What is an ankle sprain ?
The ankle joint is made up of four bones shaped to make the joint stable. Increased stability of the joint is provided by ligaments, which are bands of strong, fibrous tissue that guide movement and prevent the joint from moving too much. An ankle sprain occurs when the ligaments are over stretched causing ligament fibres and small blood vessels to tear. Pain, bleeding in the tissues and swelling are the result.
What should I do after a sprain ?
As soon as possible, and for 72 hours after injury, use the RICE method:
Take it easy and only move within your limit of pain.
As soon as possible, and for 20 minutes every two hours, apply ice or a frozen gel pack wrapped in a damp towel. This helps to control bleeding and pain and reduces secondary tissue damage.
Firmly bandage the entire ankle and lower shin. This helps to control swelling
As much as possible, elevate your ankle higher than the level of your heart to reduce swelling
Recover can start very early after an injury. Physiotherapy rehabilitation techniques will help reduce the time that you ankle is movement is restricted so that you can get back to work and sport more quickly. Rehabilitation also facilitates a good quality ligament repair and the return of normal muscle and nerve function. Avoid any of the HARM factors in the first 48 hours to prevent increased swelling and help your recovery:
How Newcastle physiotherapy can help
Your physiotherapist will examine the injured ankle to determine which ligaments are damaged and to what extent they are torn, and can order an X-ray if needed. Early treatment will reduce the swelling and pain, making it easier to walk. Even one treatment and advice can make a significant difference.

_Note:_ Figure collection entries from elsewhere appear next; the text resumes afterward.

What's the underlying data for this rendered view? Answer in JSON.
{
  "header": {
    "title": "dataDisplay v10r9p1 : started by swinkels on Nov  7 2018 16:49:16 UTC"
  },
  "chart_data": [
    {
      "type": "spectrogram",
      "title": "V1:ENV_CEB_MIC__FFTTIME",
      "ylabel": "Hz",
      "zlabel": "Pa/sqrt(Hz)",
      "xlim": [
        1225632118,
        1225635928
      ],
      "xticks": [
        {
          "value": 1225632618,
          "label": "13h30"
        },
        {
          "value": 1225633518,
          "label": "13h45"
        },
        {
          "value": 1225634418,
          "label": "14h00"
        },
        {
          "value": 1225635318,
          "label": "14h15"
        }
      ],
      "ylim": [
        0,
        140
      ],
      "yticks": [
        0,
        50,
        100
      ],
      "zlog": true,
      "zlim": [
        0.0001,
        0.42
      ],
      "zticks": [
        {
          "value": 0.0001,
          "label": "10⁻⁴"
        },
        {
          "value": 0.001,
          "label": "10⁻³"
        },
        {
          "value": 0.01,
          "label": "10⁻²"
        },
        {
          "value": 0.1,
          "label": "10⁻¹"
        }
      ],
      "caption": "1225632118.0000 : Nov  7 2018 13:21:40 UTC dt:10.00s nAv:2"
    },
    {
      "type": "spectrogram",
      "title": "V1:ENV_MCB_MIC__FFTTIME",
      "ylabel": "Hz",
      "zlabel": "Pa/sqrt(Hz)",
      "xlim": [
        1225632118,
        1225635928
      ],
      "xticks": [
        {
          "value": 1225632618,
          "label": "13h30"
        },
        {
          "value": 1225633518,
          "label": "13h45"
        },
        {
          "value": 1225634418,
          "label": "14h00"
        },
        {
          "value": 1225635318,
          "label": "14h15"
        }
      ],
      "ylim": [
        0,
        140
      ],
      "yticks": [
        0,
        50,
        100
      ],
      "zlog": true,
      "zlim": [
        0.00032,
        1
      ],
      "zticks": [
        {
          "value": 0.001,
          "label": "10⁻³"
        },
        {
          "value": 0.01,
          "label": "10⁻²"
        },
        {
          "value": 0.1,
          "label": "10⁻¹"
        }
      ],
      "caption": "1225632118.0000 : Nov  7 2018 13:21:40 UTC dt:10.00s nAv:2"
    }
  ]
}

Special techniques called mobilisation help to increase your range of ankle movement so that it is easier to walk and move the ankle. Mobilisation the ankle also helps to build a healthy scar in the ligament. Your Physiotherapist will show you exercises that are important to improve the strength of the calf and ankle muscles to compensate for the damaged ligament, and give some protection while the ligament is healing. They can also teach you how to retrain your muscles to react quickly to changes in ankle position to prevent repetitive sprains.
Can ankle sprains be prevented ?
You can reduce the chance and severity of ankle sprains by doing the following:
- Wear activity-specific well-fitting shoes, use sports strapping tape or an ankle brace to provide good ankle joint support.
- Avoid activities on slippery or uneven surfaces and in areas with poor lighting.
- Keep your leg muscles strong, especially your calf and ankle muscles to help protect the ligament.
- Prepare your body for activity by warming up well.
When to return to work/sport
Your physiotherapist will discuss the injury with you and estimate the time it will take to recover. The time to full recovery varies from a few weeks to a few months, depending on the severity of ligament damage. Remember that the pain and swelling subsides much faster than the time it takes for the ligament and muscles to regain normal strength. Returning to work or sport too early can delay healing and prolong recovery.
Your Physiotherapist can teach you how to do special ankle taping or fit you with and ankle brace so that you can return to activity earlier, while protecting the ankle from further damage.